Rahatlık güzel ve gerekli ama dozunda olunca.
HB
2 yorum:
Biz çocukken içtik ama ben çocuğuma asla kola içirmem (büyük konuşma Güven). Bunun adı baskıcılıksa baskıcılık. Başkasının çocuğu ne yapıyorsa yapsın. Evet meyve suları da zararlı ama kola ile bir tutmak ne kadar doğru... Üstelik doktormuş.. McDonalds bağımlısı ve çocukken her fırsatta götürülen biriydim. Ama bu yaşımda bile gitmemeye çalışıyorum. Şimdi ben çocuğumu oralara götürmezsem katı mı olmuş oluyorum?
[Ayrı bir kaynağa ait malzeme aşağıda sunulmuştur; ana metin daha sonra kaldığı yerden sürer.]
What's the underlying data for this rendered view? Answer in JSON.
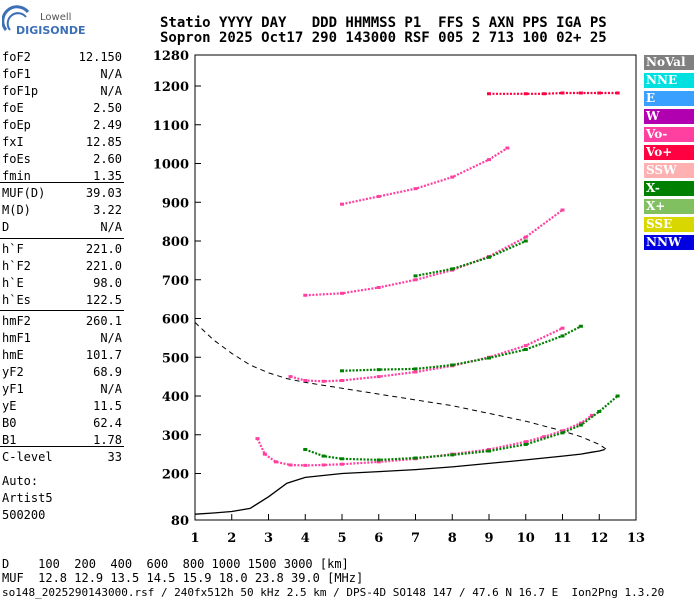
{
  "logo": {
    "top": "Lowell",
    "bottom": "DIGISONDE"
  },
  "header": {
    "line1": "Statio YYYY DAY   DDD HHMMSS P1  FFS S AXN PPS IGA PS",
    "line2": "Sopron 2025 Oct17 290 143000 RSF 005 2 713 100 02+ 25"
  },
  "params1": [
    {
      "name": "foF2",
      "value": "12.150"
    },
    {
      "name": "foF1",
      "value": "N/A"
    },
    {
      "name": "foF1p",
      "value": "N/A"
    },
    {
      "name": "foE",
      "value": "2.50"
    },
    {
      "name": "foEp",
      "value": "2.49"
    },
    {
      "name": "fxI",
      "value": "12.85"
    },
    {
      "name": "foEs",
      "value": "2.60"
    },
    {
      "name": "fmin",
      "value": "1.35"
    }
  ],
  "params2": [
    {
      "name": "MUF(D)",
      "value": "39.03"
    },
    {
      "name": "M(D)",
      "value": "3.22"
    },
    {
      "name": "D",
      "value": "N/A"
    }
  ],
  "params3": [
    {
      "name": "h`F",
      "value": "221.0"
    },
    {
      "name": "h`F2",
      "value": "221.0"
    },
    {
      "name": "h`E",
      "value": "98.0"
    },
    {
      "name": "h`Es",
      "value": "122.5"
    }
  ],
  "params4": [
    {
      "name": "hmF2",
      "value": "260.1"
    },
    {
      "name": "hmF1",
      "value": "N/A"
    },
    {
      "name": "hmE",
      "value": "101.7"
    },
    {
      "name": "yF2",
      "value": "68.9"
    },
    {
      "name": "yF1",
      "value": "N/A"
    },
    {
      "name": "yE",
      "value": "11.5"
    },
    {
      "name": "B0",
      "value": "62.4"
    },
    {
      "name": "B1",
      "value": "1.78"
    }
  ],
  "params5": [
    {
      "name": "C-level",
      "value": "33"
    }
  ],
  "footer_left": [
    "Auto:",
    "Artist5",
    "500200"
  ],
  "legend": [
    {
      "label": "NoVal",
      "color": "#808080"
    },
    {
      "label": "NNE",
      "color": "#00e0e0"
    },
    {
      "label": "E",
      "color": "#3aa0ff"
    },
    {
      "label": "W",
      "color": "#b000b0"
    },
    {
      "label": "Vo-",
      "color": "#ff40a0"
    },
    {
      "label": "Vo+",
      "color": "#ff0040"
    },
    {
      "label": "SSW",
      "color": "#ffb0b0"
    },
    {
      "label": "X-",
      "color": "#008000"
    },
    {
      "label": "X+",
      "color": "#80c060"
    },
    {
      "label": "SSE",
      "color": "#d8d800"
    },
    {
      "label": "NNW",
      "color": "#0000e0"
    }
  ],
  "bottom": {
    "line1": "D    100  200  400  600  800 1000 1500 3000 [km]",
    "line2": "MUF  12.8 12.9 13.5 14.5 15.9 18.0 23.8 39.0 [MHz]",
    "line3": "so148_2025290143000.rsf / 240fx512h 50 kHz 2.5 km / DPS-4D SO148 147 / 47.6 N 16.7 E  Ion2Png 1.3.20"
  },
  "chart_data": {
    "type": "scatter",
    "xlim": [
      1,
      13
    ],
    "ylim": [
      80,
      1280
    ],
    "xticks": [
      1,
      2,
      3,
      4,
      5,
      6,
      7,
      8,
      9,
      10,
      11,
      12,
      13
    ],
    "yticks": [
      80,
      200,
      300,
      400,
      500,
      600,
      700,
      800,
      900,
      1000,
      1100,
      1200,
      1280
    ],
    "grid": false,
    "legend_position": "right",
    "traces": [
      {
        "series": "Vo-",
        "x": [
          2.7,
          2.9,
          3.2,
          3.6,
          4.0,
          4.5,
          5.0,
          6.0,
          7.0,
          8.0,
          9.0,
          10.0,
          10.5,
          11.0,
          11.5,
          11.8
        ],
        "y": [
          290,
          250,
          230,
          222,
          221,
          222,
          224,
          230,
          238,
          250,
          262,
          282,
          295,
          310,
          330,
          350
        ]
      },
      {
        "series": "X-",
        "x": [
          4.0,
          4.5,
          5.0,
          6.0,
          7.0,
          8.0,
          9.0,
          10.0,
          11.0,
          11.5,
          12.0,
          12.5
        ],
        "y": [
          262,
          245,
          238,
          235,
          240,
          248,
          258,
          275,
          305,
          325,
          360,
          400
        ]
      },
      {
        "series": "Vo-",
        "x": [
          3.6,
          4.0,
          4.5,
          5.0,
          6.0,
          7.0,
          8.0,
          9.0,
          10.0,
          11.0
        ],
        "y": [
          450,
          440,
          438,
          440,
          450,
          462,
          478,
          500,
          530,
          575
        ]
      },
      {
        "series": "X-",
        "x": [
          5.0,
          6.0,
          7.0,
          8.0,
          9.0,
          10.0,
          11.0,
          11.5
        ],
        "y": [
          465,
          468,
          470,
          480,
          498,
          520,
          555,
          580
        ]
      },
      {
        "series": "Vo-",
        "x": [
          4.0,
          5.0,
          6.0,
          7.0,
          8.0,
          9.0,
          10.0,
          11.0
        ],
        "y": [
          660,
          665,
          680,
          700,
          725,
          760,
          810,
          880
        ]
      },
      {
        "series": "X-",
        "x": [
          7.0,
          8.0,
          9.0,
          10.0
        ],
        "y": [
          710,
          728,
          758,
          800
        ]
      },
      {
        "series": "Vo-",
        "x": [
          5.0,
          6.0,
          7.0,
          8.0,
          9.0,
          9.5
        ],
        "y": [
          895,
          915,
          935,
          965,
          1010,
          1040
        ]
      },
      {
        "series": "Vo+",
        "x": [
          9.0,
          10.0,
          10.5,
          11.0,
          11.5,
          12.0,
          12.5
        ],
        "y": [
          1180,
          1180,
          1180,
          1182,
          1182,
          1182,
          1182
        ]
      }
    ],
    "profile": {
      "x": [
        1.0,
        1.5,
        2.0,
        2.5,
        3.0,
        3.5,
        4.0,
        5.0,
        6.0,
        7.0,
        8.0,
        9.0,
        10.0,
        11.0,
        11.5,
        11.8,
        12.0,
        12.15
      ],
      "y": [
        95,
        98,
        102,
        110,
        140,
        175,
        190,
        200,
        205,
        210,
        217,
        226,
        235,
        245,
        250,
        255,
        258,
        262
      ]
    },
    "muf_curve": {
      "x": [
        1.0,
        1.5,
        2.0,
        2.5,
        3.0,
        3.5,
        4.0,
        5.0,
        6.0,
        7.0,
        8.0,
        9.0,
        10.0,
        11.0,
        11.5,
        12.0,
        12.2
      ],
      "y": [
        590,
        545,
        510,
        480,
        460,
        445,
        435,
        420,
        405,
        390,
        375,
        355,
        335,
        310,
        295,
        275,
        262
      ]
    }
  }
}
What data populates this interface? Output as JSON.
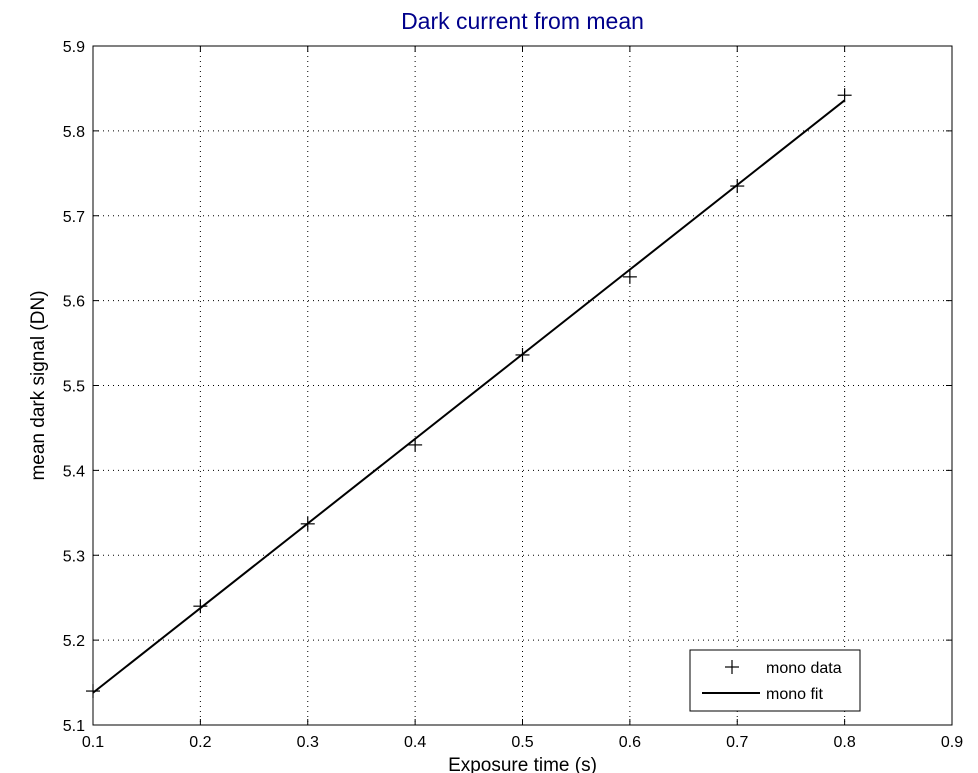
{
  "chart_data": {
    "type": "scatter",
    "title": "Dark current from mean",
    "title_color": "#00008b",
    "xlabel": "Exposure time (s)",
    "ylabel": "mean dark signal (DN)",
    "xlim": [
      0.1,
      0.9
    ],
    "ylim": [
      5.1,
      5.9
    ],
    "xticks": [
      0.1,
      0.2,
      0.3,
      0.4,
      0.5,
      0.6,
      0.7,
      0.8,
      0.9
    ],
    "xtick_labels": [
      "0.1",
      "0.2",
      "0.3",
      "0.4",
      "0.5",
      "0.6",
      "0.7",
      "0.8",
      "0.9"
    ],
    "yticks": [
      5.1,
      5.2,
      5.3,
      5.4,
      5.5,
      5.6,
      5.7,
      5.8,
      5.9
    ],
    "ytick_labels": [
      "5.1",
      "5.2",
      "5.3",
      "5.4",
      "5.5",
      "5.6",
      "5.7",
      "5.8",
      "5.9"
    ],
    "grid": true,
    "grid_style": "dotted",
    "legend_position": "bottom-right",
    "series": [
      {
        "name": "mono data",
        "kind": "markers",
        "marker": "plus",
        "color": "#000000",
        "x": [
          0.1,
          0.2,
          0.3,
          0.4,
          0.5,
          0.6,
          0.7,
          0.8
        ],
        "y": [
          5.14,
          5.24,
          5.337,
          5.43,
          5.536,
          5.628,
          5.735,
          5.842
        ]
      },
      {
        "name": "mono fit",
        "kind": "line",
        "color": "#000000",
        "x": [
          0.1,
          0.8
        ],
        "y": [
          5.138,
          5.836
        ]
      }
    ]
  }
}
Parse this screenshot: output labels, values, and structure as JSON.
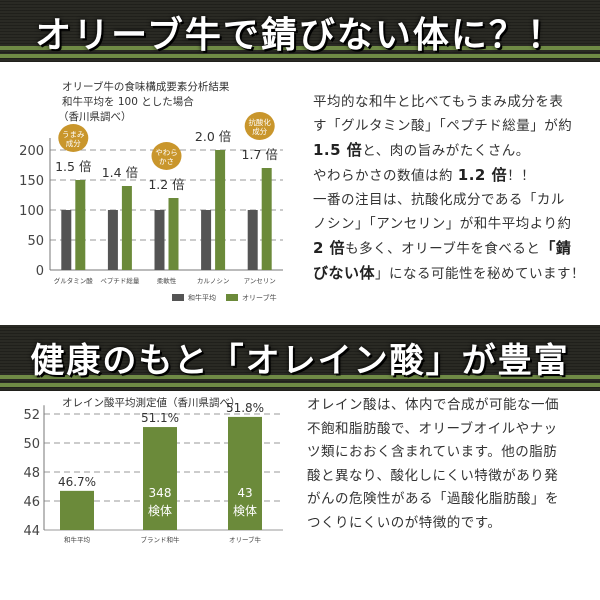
{
  "banner1": {
    "title": "オリーブ牛で錆びない体に？！"
  },
  "banner2": {
    "title": "健康のもと「オレイン酸」が豊富"
  },
  "colors": {
    "wagyu": "#545454",
    "olive": "#6b8a3a",
    "banner_bg": "#2a2a24",
    "banner_stripe": "#6f8a45"
  },
  "chart_data": [
    {
      "type": "bar",
      "title": "オリーブ牛の食味構成要素分析結果",
      "subtitle": "和牛平均を 100 とした場合",
      "note": "（香川県調べ）",
      "categories": [
        "グルタミン酸",
        "ペプチド総量",
        "柔軟性",
        "カルノシン",
        "アンセリン"
      ],
      "series": [
        {
          "name": "和牛平均",
          "values": [
            100,
            100,
            100,
            100,
            100
          ]
        },
        {
          "name": "オリーブ牛",
          "values": [
            150,
            140,
            120,
            200,
            170
          ]
        }
      ],
      "bar_labels": [
        "1.5 倍",
        "1.4 倍",
        "1.2 倍",
        "2.0 倍",
        "1.7 倍"
      ],
      "badges": [
        {
          "category": 0,
          "lines": [
            "うまみ",
            "成分"
          ]
        },
        {
          "category": 2,
          "lines": [
            "やわら",
            "かさ"
          ]
        },
        {
          "category": 4,
          "lines": [
            "抗酸化",
            "成分"
          ]
        }
      ],
      "yticks": [
        0,
        50,
        100,
        150,
        200
      ],
      "ylim": [
        0,
        220
      ],
      "grid": true,
      "legend": "bottom"
    },
    {
      "type": "bar",
      "title": "オレイン酸平均測定値（香川県調べ）",
      "categories": [
        "和牛平均",
        "ブランド和牛",
        "オリーブ牛"
      ],
      "values": [
        46.7,
        51.1,
        51.8
      ],
      "value_labels": [
        "46.7%",
        "51.1%",
        "51.8%"
      ],
      "sample_labels": [
        null,
        {
          "count": "348",
          "unit": "検体"
        },
        {
          "count": "43",
          "unit": "検体"
        }
      ],
      "yticks": [
        44,
        46,
        48,
        50,
        52
      ],
      "ylim": [
        44,
        52.6
      ],
      "grid": true
    }
  ],
  "desc1": {
    "l1": "平均的な和牛と比べてもうまみ成分を表",
    "l2": "す「グルタミン酸」「ペプチド総量」が約",
    "l3_b": "1.5 倍",
    "l3": "と、肉の旨みがたくさん。",
    "l4a": "やわらかさの数値は約",
    "l4_b": "1.2 倍",
    "l4b": "！！",
    "l5": "一番の注目は、抗酸化成分である「カル",
    "l6": "ノシン」「アンセリン」が和牛平均より約",
    "l7_b": "2 倍",
    "l7a": "も多く、オリーブ牛を食べると",
    "l7_b2": "「錆",
    "l8_b": "びない体",
    "l8": "」になる可能性を秘めています！"
  },
  "desc2": {
    "lines": [
      "オレイン酸は、体内で合成が可能な一価",
      "不飽和脂肪酸で、オリーブオイルやナッ",
      "ツ類におおく含まれています。他の脂肪",
      "酸と異なり、酸化しにくい特徴があり発",
      "がんの危険性がある「過酸化脂肪酸」を",
      "つくりにくいのが特徴的です。"
    ]
  }
}
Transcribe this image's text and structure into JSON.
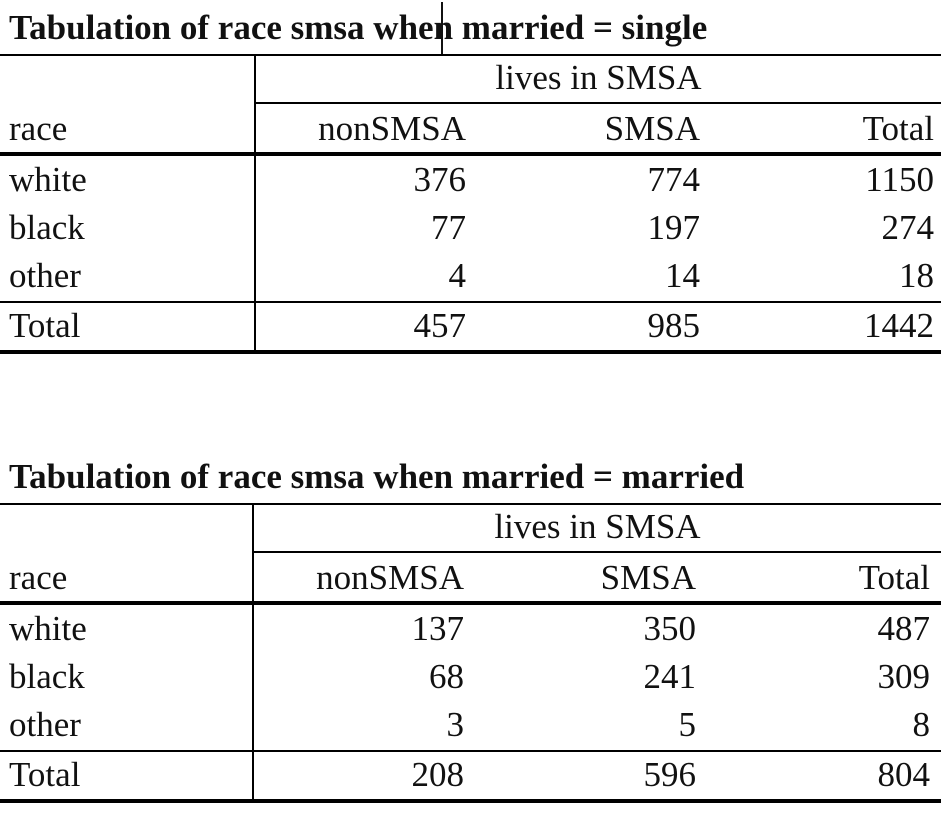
{
  "tables": [
    {
      "title_part1": "Tabulation of race smsa",
      "title_part2": " when married = single",
      "supercolumn": "lives in SMSA",
      "row_header": "race",
      "columns": [
        "nonSMSA",
        "SMSA",
        "Total"
      ],
      "rows": [
        {
          "label": "white",
          "values": [
            "376",
            "774",
            "1150"
          ]
        },
        {
          "label": "black",
          "values": [
            "77",
            "197",
            "274"
          ]
        },
        {
          "label": "other",
          "values": [
            "4",
            "14",
            "18"
          ]
        }
      ],
      "total": {
        "label": "Total",
        "values": [
          "457",
          "985",
          "1442"
        ]
      }
    },
    {
      "title": "Tabulation of race smsa when married = married",
      "supercolumn": "lives in SMSA",
      "row_header": "race",
      "columns": [
        "nonSMSA",
        "SMSA",
        "Total"
      ],
      "rows": [
        {
          "label": "white",
          "values": [
            "137",
            "350",
            "487"
          ]
        },
        {
          "label": "black",
          "values": [
            "68",
            "241",
            "309"
          ]
        },
        {
          "label": "other",
          "values": [
            "3",
            "5",
            "8"
          ]
        }
      ],
      "total": {
        "label": "Total",
        "values": [
          "208",
          "596",
          "804"
        ]
      }
    }
  ]
}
Evet çocuğunu el üstünde büyüten, parmağını çamura sokmayan, sokakta oynamasına izin vermeyen aileler var. İşte onlar katı. Yabancılar çocukları salıyorlar, çocuk düştü kalktı umurları değil. Ama kola içmek istesin bakalım neler oluyor. Çocuk koltuğu da bizim kültüre pek yerleşemedi. Arabanın içinde bir yük olarak görülüyor. Her şey zamanla tabii ama olan çocuklara oluyor. Öff ne uzun yorum yazmışım. :D
Bu duyarlılıkla işiniz zor, yani düşüncelerinizin hepsine tamamen katılıyorum ama malum toplum buna hazır değil. Baba olduğunuzda bol bol eleştirilmeye hazır olun :) Ama önemli olan insanın kendisinin neye inandığı, öyle olunca arkasında duruyor ve ne denirse densin içi rahat oluyor. Özellikle böyle eğitimli kişilerden bunları duyunca insan üzülüyor sadece.